The problem is that, IMX, AI is just as shit at that as most humans are. AI can find and connect primary keys and columns with the same name. It doesn't understand cardinality of entities or how to look for data that breaks the data model of the application (which is a critical element of data validation).
None of the actual hard parts of writing SQL go away with AI.
LLMs are getting pretty good at writing SQL. There is so much training material out there, and it is not that hard to validate the results. The real interesting question will be if they will be better at leveraging all the database specific dialects than tool like PowerBI. High-performance databases like Exasol often has a lot of specific features in their SQL dialects that generic tools and ORMs are not able to use, it will be interesting to see if LLMs can make that more accessible.
Anyone selling you 99% accuracy can prove it there first.
The promise of the technology is not that it can deal with any arbitrarily complex Enterprise setup, but rather that you expose it with enough guidance on a controlled and sufficiently good data model.
Depending on your use case this can be super valuable as it enables a lot more people to use data and get relevant recommendations.
But yeah it's work to make nice roads and put up signs everywhere.
I have hundreds of tables designed by several different teams. I do have decent documentation on the tables but if I had a nice, organized data model I wouldn't need an AI assistant. If I had a perfect data model my team could write simple SQL queries or give chatgpt a schema dump + a natural language query and it would get the answer most of the time.
IMHO, the big value in this space will be when these tools can wrangle realistic databases.
In Dot, it's divide and conquer. If you have several different teams each of them has to maintain their knowledge base.
A bunch of our customer have less than 10 tables hooked up to Dot, but this data is core to their business and so the analytics agent is really useful. Our most complex setup is on more than 5000 tables, but that was a lot more work to lay out the structure and guidelines.
Also, I don't think all organization are ready for AI. If the data model is a huge mess, data quality is poor and analytics use cases are not mature, it's better to focus on the fundamentals first.
But… someone what knows approximately what to do and sort of how to do it could work wonders — if we had LLMs trained on a corpus with specific rules.
I don’t know how to left join and what table I need to get the aggregate of sales in each region by date and price range, but I can describe it halfway and know how to check if each step is valid.
LLMs can do this. They’re trained on English, and they are able to weight definitive rules. But instead we throw a random text at a general purpose transformer.
Parsing a response of tokens into grammatical English is the most expensive computation (after the initial scraping and catalog). Instead of wasting all the cycles doing that against the sun total of GitHub, StackOverflow, Reddit, and Wikipedia, create a fuzzy match on a simplification a rigorous specification and train it on your data (just a few million tokens) to teach it that users have primary addresses and are associated to accounts that have regions and region X has roughly 10 times the sales volume of region y.

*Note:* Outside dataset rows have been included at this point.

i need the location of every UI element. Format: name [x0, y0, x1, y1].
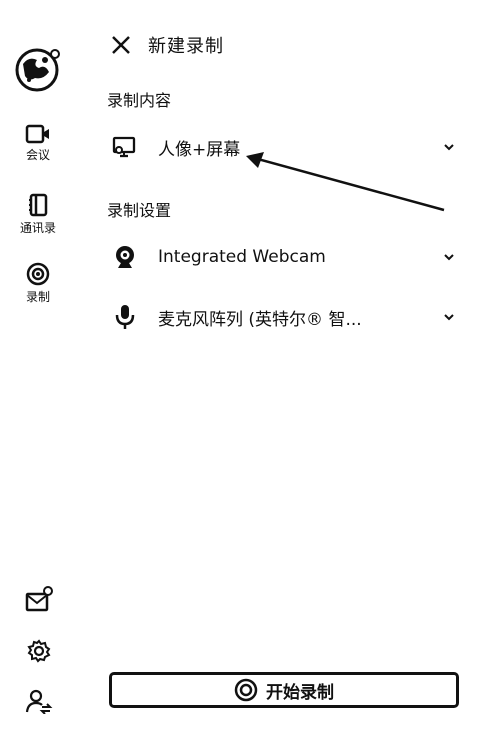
page-title: 新建录制 — [148, 36, 224, 57]
user-switch-button[interactable] — [22, 688, 56, 718]
sidebar-item-label: 录制 — [25, 290, 50, 304]
avatar[interactable] — [15, 46, 61, 92]
camera-value: Integrated Webcam — [158, 247, 326, 267]
video-camera-icon — [25, 124, 49, 144]
annotation-arrow-icon — [246, 152, 445, 212]
chevron-down-icon — [444, 254, 454, 261]
record-icon — [234, 678, 258, 702]
user-switch-icon — [25, 689, 53, 715]
contacts-book-icon — [29, 193, 48, 217]
mail-button[interactable] — [22, 586, 56, 618]
sidebar-item-record[interactable]: 录制 — [8, 262, 68, 304]
record-icon — [26, 262, 50, 286]
monitor-person-icon — [112, 136, 136, 158]
section-label-settings: 录制设置 — [107, 201, 172, 220]
sidebar-item-label: 通讯录 — [19, 221, 56, 235]
section-label-content: 录制内容 — [107, 91, 172, 110]
mail-notification-icon — [25, 586, 53, 612]
camera-select[interactable]: Integrated Webcam — [110, 240, 456, 274]
sidebar-item-label: 会议 — [25, 148, 50, 162]
close-icon[interactable] — [110, 34, 132, 56]
chevron-down-icon — [444, 314, 454, 321]
microphone-icon — [115, 305, 135, 329]
microphone-value: 麦克风阵列 (英特尔® 智... — [158, 309, 362, 330]
sidebar-item-meeting[interactable]: 会议 — [8, 124, 68, 162]
settings-button[interactable] — [22, 638, 56, 668]
webcam-icon — [116, 246, 134, 268]
settings-gear-icon — [27, 639, 51, 663]
microphone-select[interactable]: 麦克风阵列 (英特尔® 智... — [110, 300, 456, 334]
start-recording-label: 开始录制 — [266, 682, 334, 703]
dialog-header: 新建录制 — [110, 30, 224, 60]
sidebar-item-contacts[interactable]: 通讯录 — [8, 193, 68, 235]
start-recording-button[interactable]: 开始录制 — [109, 672, 459, 708]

So someone intelligent in the matter with an understanding of logical rigor and a general idea of the data shape can actually become 10x more efficient, instead of trying to lift vibe coders to the level of Spakespearean monkeys, you could be turning mid-level devs into super analysts.
lateforwork•5h ago
disgruntledphd2•1h ago
For most businesses, it really really is. In general, people (businesses) are incredibly sensitive about any possibility of data leakage, even just the metadata. There are lots of companies who would pay for this, and they tend to have a lot of money.